During clinical trials of drugs, patients are closely monitored for unexpected effects. When drugs come to market, doctors are advised to report any ‘adverse’ effects; how many do isn’t certain. So, the frequency of side effects is a bit uncertain, and is anecdotally higher than described. Calcium channel blockers, used in BP treatment, are known to cause leg swelling or ‘oedema’. I asked a senior colleague about this, and he reckoned that perhaps 25% of his female patients had this problem, and not liking thick ankles, stopped the drug; this is a far higher proportion than official statistics suggest. A very commonly prescribed treatment, statins, seem to have a much higher incidence of depression and insomnia than reported, to the extent that many patients stop them after a few years. (During a trial of the BP treatment sildenafil, it was found not to be very effective; but male patients frequently reported a strange though welcome side effect. And, after ‘rebranding’, voila! a single factory in Cork struggled to meet world demand for Viagra.)
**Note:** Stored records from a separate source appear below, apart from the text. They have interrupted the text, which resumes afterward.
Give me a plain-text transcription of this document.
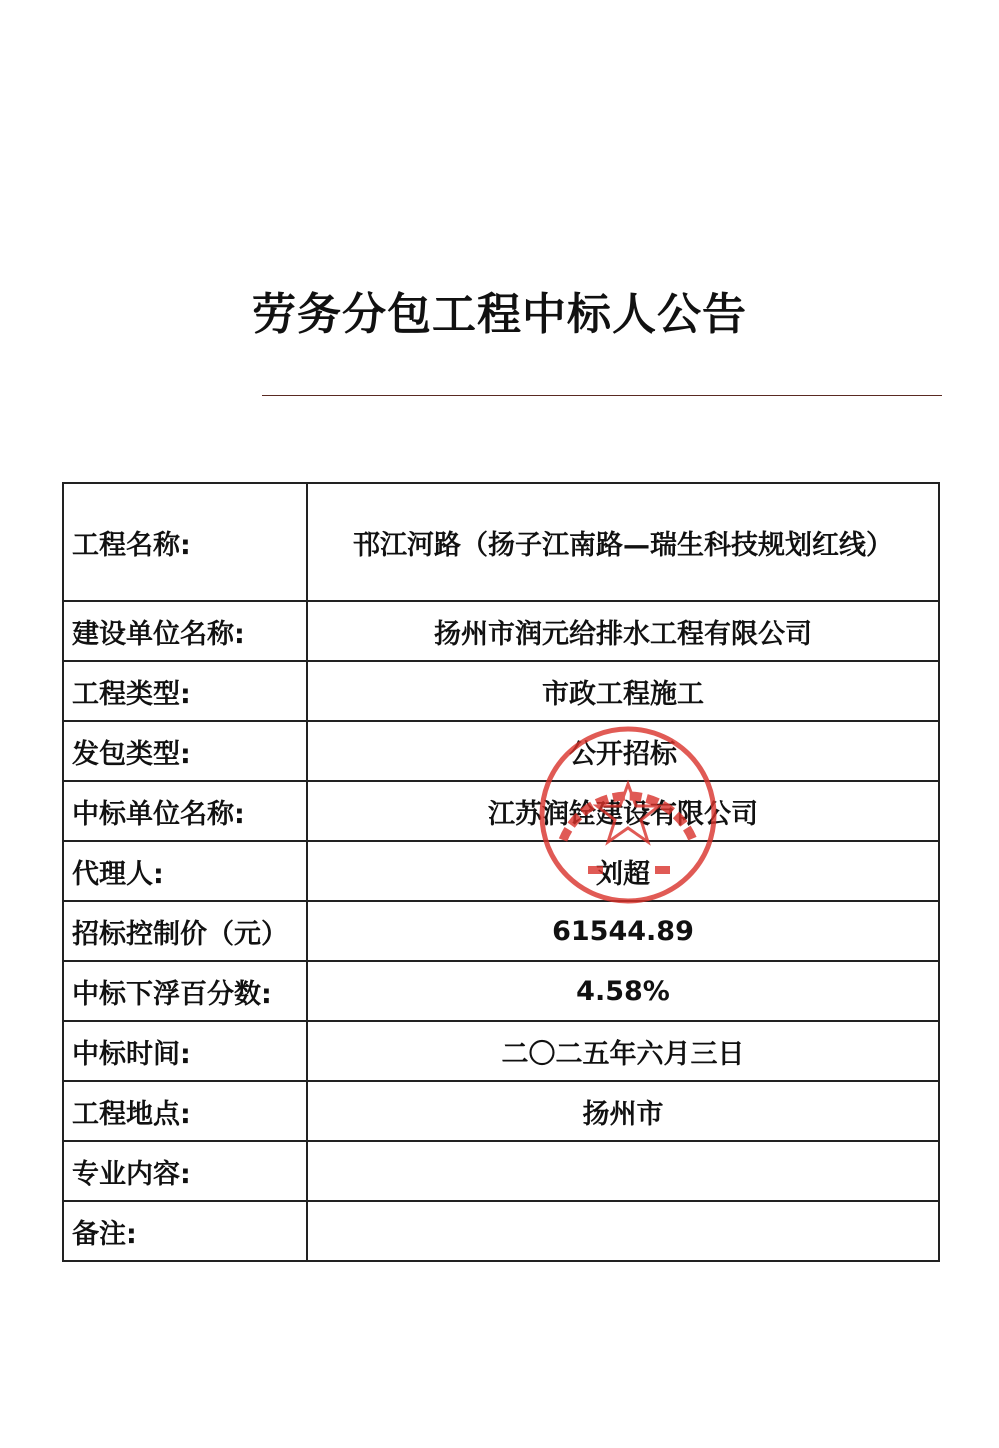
劳务分包工程中标人公告
工程名称:	邗江河路（扬子江南路—瑞生科技规划红线）
建设单位名称:	扬州市润元给排水工程有限公司
工程类型:	市政工程施工
发包类型:	公开招标
中标单位名称:	江苏润铨建设有限公司
代理人:	刘超
招标控制价（元）	61544.89
中标下浮百分数:	4.58%
中标时间:	二〇二五年六月三日
工程地点:	扬州市
专业内容:	
备注:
Grapefruit is a natural hybrid between an orange an a pomelo. It interacts with at least 85 drugs; some interactions are serious, potentially fatal. The patient advice leaflets on statins and calcium channel blockers have warnings about grapefruit juice.
What should I do?
Well, a facile answer begins with where you are now. More exercise, less fags, less booze, more greens is a good start. But beyond that: well, that’s not so easy for any individual. In part it depends on your ‘risk factors’ and how much you can reduce them, if you are willing; it depends on your approach to ‘authority’—do you do as your are told, or are you argumentative, questioning the reasoning behind the decisions? Are you willing or unwilling to accept a certain level of ‘risk’ in a population, not knowing whether the risk will apply to you? Trying to work out the individual benefits versus risks versus side effects for any pill isn’t so simple, and much more complicated when it’s suggested you might need several, typically something to lower your BP, a statin and aspirin—for starters.
Note: the above is background information not medical advice, for which you should attend your general practitioner or an appropriate specialist.
Robert Campbell is a retired surgeon.